Dabei sind Vitaminzusätze bei einer vollwertigen Mischkost überflüssig. Die Lebensmittelpyramide, die in den meisten westlichen Ländern von den Gesundheitsbehörden empfohlen wird, setzt auf eine Ernährung, die sich aus reichlich Vollkornprodukten, Nudeln, Reis und Kartoffeln, viel Obst und Gemüse, ausreichend Milch und Milchprodukten sowie Fisch, Fleisch und Eiern in Maßen und nur gelegentlich etwas Süßem zusammensetzt.

Aus frischen Zutaten selber zu kochen ist nicht nur gesünder und meistens günstiger als Fertigprodukte, sondern lässt Kinder auch miterleben, wie und woraus ein Gericht entsteht. Gemeinsam einkaufen, schnibbeln, kochen, essen und vielleicht auch mal ein Familienausflug zum Bauernhof, aufs Erdbeerfeld, zur Gläsernen Molkerei oder zu einem regionalen Lebensmittelhersteller (die großen Bioladenketten wie denn‘s bieten regelmäßig Touren zu ihren Herstellern an) – so kommen Kinder früh damit in Berührung, welchen Wert eine gesunde Ernährung hat, wieviel Arbeit dahinter steckt und woher die Zutaten für unser Essen kommen.

Regionale Lebensmittelhersteller kann man bei den Entdeckertouren von denn’s Biomärkten denns-biomarkt.de besuchen oder im Rahmen der Brandenburger Landpartie brandenburger-landpartie.de. Spannend für Kinder ist auch ein Besuch der Gläsernen Molkerei in Münchehofe oder der Gläsernen Meierei in Dechow glaeserne-molkerei.de.

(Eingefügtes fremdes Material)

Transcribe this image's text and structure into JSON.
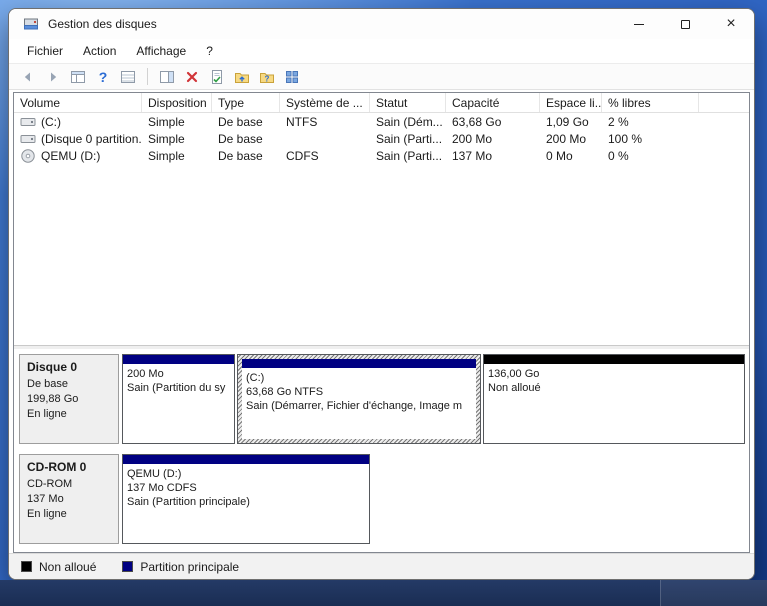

Saisonale Produkte aus der Region haben zudem durch kurze Lagerzeiten und Transportwege einen besonders hohen Vitamin- und Mineralstoffgehalt. Auch auf dem heimischen Balkon oder sogar der Fensterbank lassen sich eigene Tomaten, Gurken, Erbsen, Erdbeeren und Co ziehen – welch ein Erlebnis, wenn diese dann tatsächlich auf dem Teller landen. Sollten die Kinder dann Feuer fangen beim Gärtner, bieten sich von Gemeinschaftsgärten bis zu Mietackerflächen Möglichkeiten, diese Leidenschaft zu vertiefen.

In und um Berlin kann man Garten- und Ackerflächen mieten, um dort Obst und Gemüse selbst anzubauen, beispielsweise bei meine ernte meine-ernte.de, den Ackerhelden ackerhelden.de oder auf dem Landgut Pappelallee landgut-pappelallee.de. Infos zu verschiedenen Gartenprojekten in Berlin vom Allmende-Kontor bis zum Prinzessinnengarten findet man in unserem Infoartikel Natur erleben in Berlin. Angebote in München sind unter Natur erleben in München nachzulesen.

Das Auge isst mit

Man muss sich nicht gleich einen Wettkampf um die am schönsten ausstaffierte Brotbox liefern, aber erfahrungsgemäß werden gesunde Snacks lieber weggeknabbert, wenn sie ansprechend und mundgerecht daherkommen. Die Zeit zum Essen in den Schulpausen ist manchmal recht knapp bemessen – wenn man Apfel (mit Zitronensaft beträufelt), Möhre, Paprika, Gurke in Stückchen geschnitten oder Nüsse mitgibt, finden diese auch mal in kurzen Pausen den Weg in den Kindermund.

Die Investition in eine entsprechende Brotbox mit unterteilten Fächern lohnt sich – so bleiben die einzelnen Snacks ansehlich und frischer. Der gute alte Apfel schmeckt den meisten Kindern und ist ungleich gesünder und nahrhafter als jeder Riegel.

Das vielzitierte Sprichwort „An apple a day keeps the doctor away“ kommt jedenfalls nicht von ungefähr: Ein Apfel enthält reichlich Ballaststoffe, Vitamine und Mineralstoffe. besonders Vitamin C und Kalium und den Ballaststoff Pektin. Dieser ist wichtig für eine gute Verdauung und ein lang anhaltendes Sättigungsgefühl.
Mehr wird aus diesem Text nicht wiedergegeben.